Makes: 6-12 oat bars
Prep time: 30 minutes
Cooking time: 30-40 minutes
1 tablespoon ground chia seeds mixed with 3 tablespoons water
¼ cup coconut oil, plus extra for greasing the pan
2 tablespoons nut/seed butter (almond, sunflower, pumpkin)
¾ cup coconut palm sugar
1 teaspoon vanilla extract
½ teaspoon baking soda
½ teaspoon sea salt
2 teaspoons cinnamon
½ teaspoon allspice
½ teaspoon ground ginger
1 cup buckwheat flour
¾ cup oats (look for Gluten-Free certified)
½ cup finely ground almonds (almond flour can be used too)
Preheat the oven to 350°F
Make chia gel by combining 1 tablespoon of ground chia seeds with 3 tablespoons water. Let stand for 5-10 minutes until it becomes a thick gel.

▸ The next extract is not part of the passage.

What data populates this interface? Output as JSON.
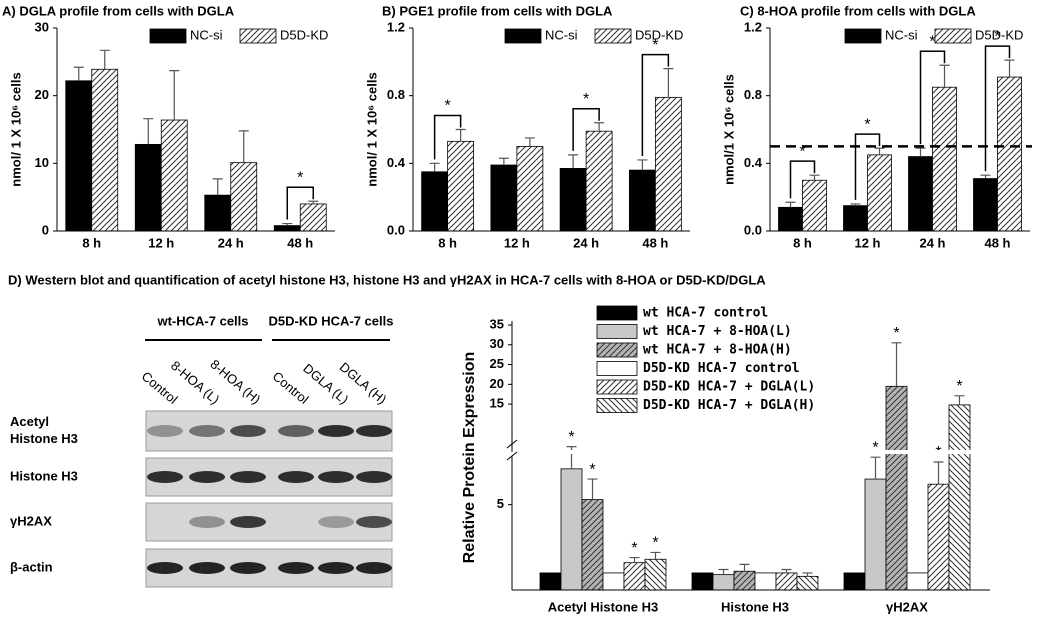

In a food processor, blend the coconut oil, sugar, nut butter, and vanilla until well combined. Used a rubber spatula to scrape the sides then add in the chia gel. Pulse to incorporate.
Mix together the remaining “dry” ingredients then add to the processor and pulse to incorporate. If too thick, transfer to a bowl and use a wooden spoon to mix thoroughly.
Spread the mixture into an 8×8 Pyrex baking dish, lightly oiled and lined with parchment paper.
Bake for 30 minutes before checking. The top should be golden brown but still slightly soft to the touch. Bake for an additional 15 minutes if necessary.
Remove from the oven and let cool. The bars are a bit crumbly if you cut them while still warm.
Store in an airtight container and consume within a few days, or wrap and freeze for future snacks.